Questi, ed altri innumerevoli, sono morti non malgrado il loro valore, ma per
il loro valore. L’amico religioso mi aveva detto che ero sopravvissuto affinché
portassi testimonianza. L’ho fatto, meglio che ho potuto, e non avrei potuto
non farlo; e ancora lo faccio, ogni volta che se ne presenta l’occasione; ma il
pensiero che questo mio testimoniare abbia potuto fruttarmi da solo il
privilegio di sopravvivere, e di vivere per molti anni senza grossi problemi,
mi inquieta, perché non vedo proporzione fra il privilegio e il risultato.
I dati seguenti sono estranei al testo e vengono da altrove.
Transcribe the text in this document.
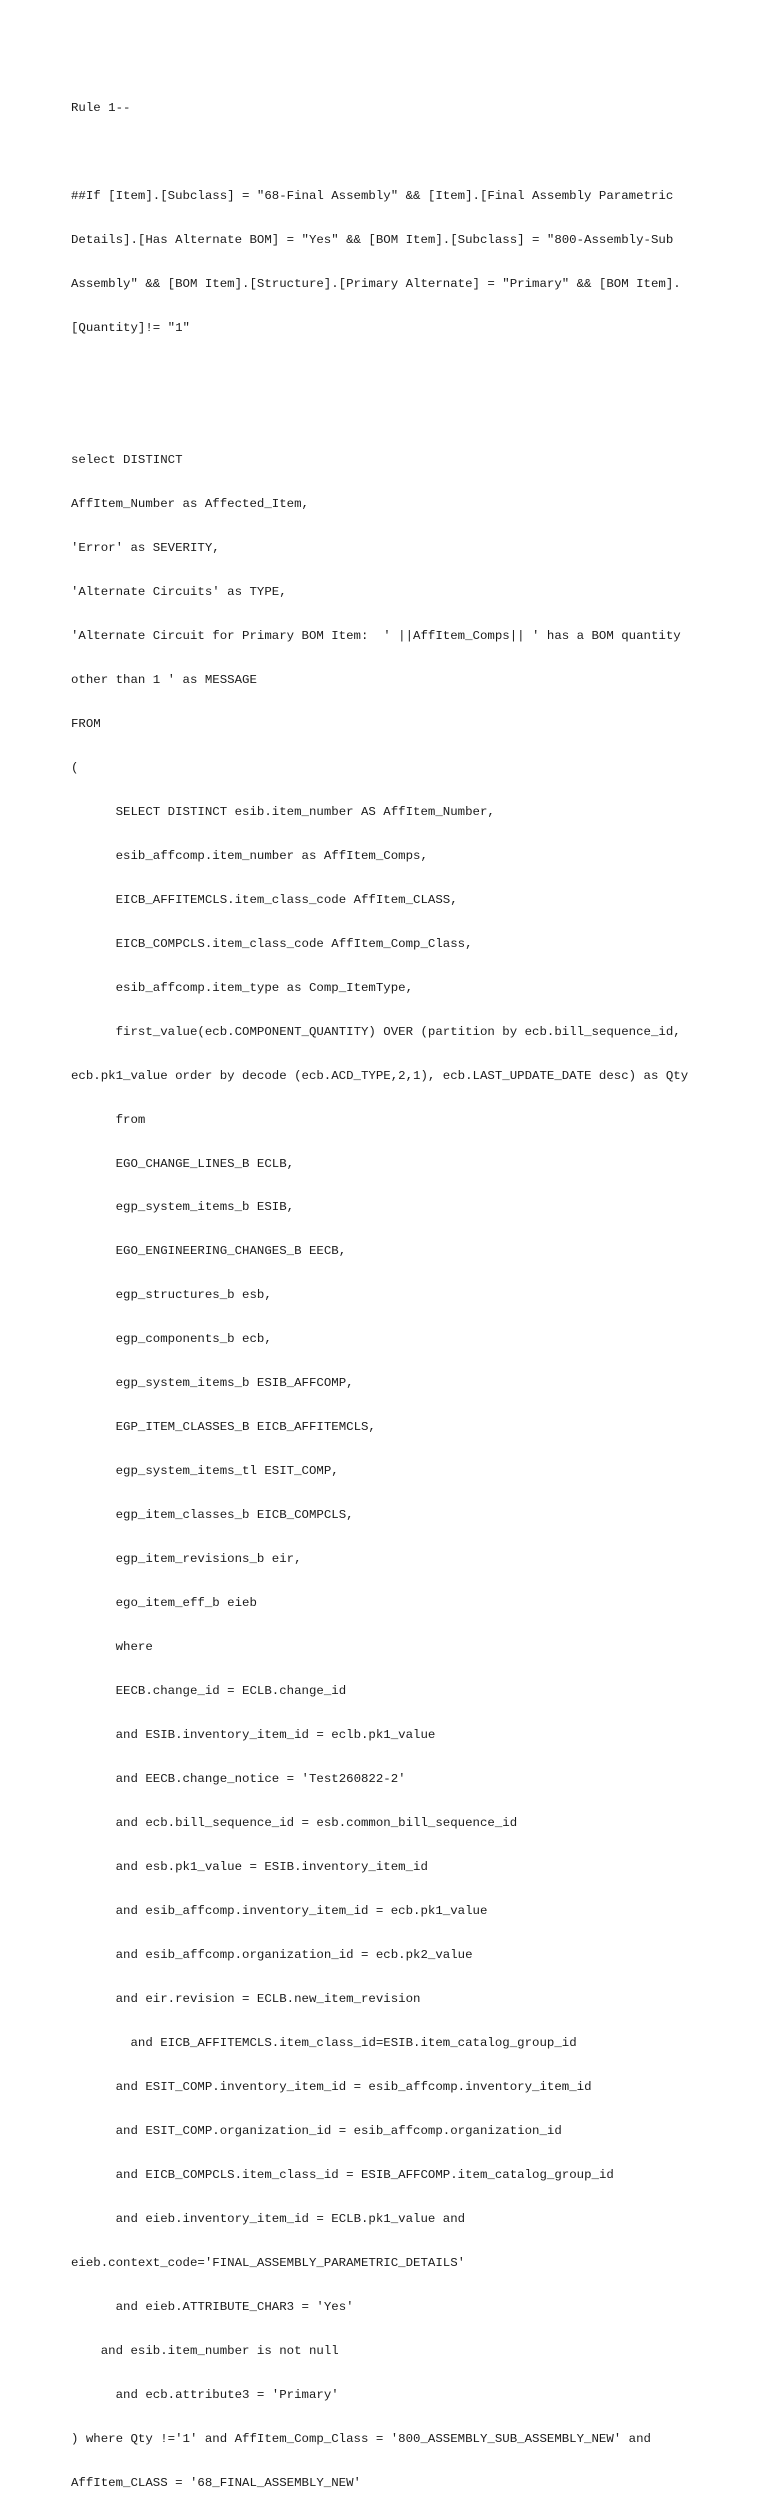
Rule 1--

##If [Item].[Subclass] = "68-Final Assembly" && [Item].[Final Assembly Parametric

Details].[Has Alternate BOM] = "Yes" && [BOM Item].[Subclass] = "800-Assembly-Sub

Assembly" && [BOM Item].[Structure].[Primary Alternate] = "Primary" && [BOM Item].

[Quantity]!= "1"

select DISTINCT

AffItem_Number as Affected_Item,

'Error' as SEVERITY,

'Alternate Circuits' as TYPE,

'Alternate Circuit for Primary BOM Item:  ' ||AffItem_Comps|| ' has a BOM quantity

other than 1 ' as MESSAGE

FROM

(

SELECT DISTINCT esib.item_number AS AffItem_Number,

esib_affcomp.item_number as AffItem_Comps,

EICB_AFFITEMCLS.item_class_code AffItem_CLASS,

EICB_COMPCLS.item_class_code AffItem_Comp_Class,

esib_affcomp.item_type as Comp_ItemType,

first_value(ecb.COMPONENT_QUANTITY) OVER (partition by ecb.bill_sequence_id,

ecb.pk1_value order by decode (ecb.ACD_TYPE,2,1), ecb.LAST_UPDATE_DATE desc) as Qty

from

EGO_CHANGE_LINES_B ECLB,

egp_system_items_b ESIB,

EGO_ENGINEERING_CHANGES_B EECB,

egp_structures_b esb,

egp_components_b ecb,

egp_system_items_b ESIB_AFFCOMP,

EGP_ITEM_CLASSES_B EICB_AFFITEMCLS,

egp_system_items_tl ESIT_COMP,

egp_item_classes_b EICB_COMPCLS,

egp_item_revisions_b eir,

ego_item_eff_b eieb

where

EECB.change_id = ECLB.change_id

and ESIB.inventory_item_id = eclb.pk1_value

and EECB.change_notice = 'Test260822-2'

and ecb.bill_sequence_id = esb.common_bill_sequence_id

and esb.pk1_value = ESIB.inventory_item_id

and esib_affcomp.inventory_item_id = ecb.pk1_value

and esib_affcomp.organization_id = ecb.pk2_value

and eir.revision = ECLB.new_item_revision

and EICB_AFFITEMCLS.item_class_id=ESIB.item_catalog_group_id

and ESIT_COMP.inventory_item_id = esib_affcomp.inventory_item_id

and ESIT_COMP.organization_id = esib_affcomp.organization_id

and EICB_COMPCLS.item_class_id = ESIB_AFFCOMP.item_catalog_group_id

and eieb.inventory_item_id = ECLB.pk1_value and

eieb.context_code='FINAL_ASSEMBLY_PARAMETRIC_DETAILS'

and eieb.ATTRIBUTE_CHAR3 = 'Yes'

and esib.item_number is not null

and ecb.attribute3 = 'Primary'

) where Qty !='1' and AffItem_Comp_Class = '800_ASSEMBLY_SUB_ASSEMBLY_NEW' and

AffItem_CLASS = '68_FINAL_ASSEMBLY_NEW'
Lo
ripeto, non siamo noi, i superstiti, i testimoni veri. È questa una nozione
scomoda, di cui ho preso coscienza a poco a poco, leggendo le memorie altrui, e
rileggendo le mie a distanza di anni. Noi sopravvissuti siamo una minoranza
anomala oltre che esigua: siamo quelli che, per loro prevaricazione o abilità o
fortuna, non hanno toccato il fondo. Chi lo ha fatto, chi ha visto la Gorgone,
non è tornato per raccontare, o è tornato muto; ma sono loro, i «mussulmani», i
sommersi, i testimoni integrali, coloro la cui deposizione avrebbe avuto
significato generale. Loro sono la regola, noi l’eccezione.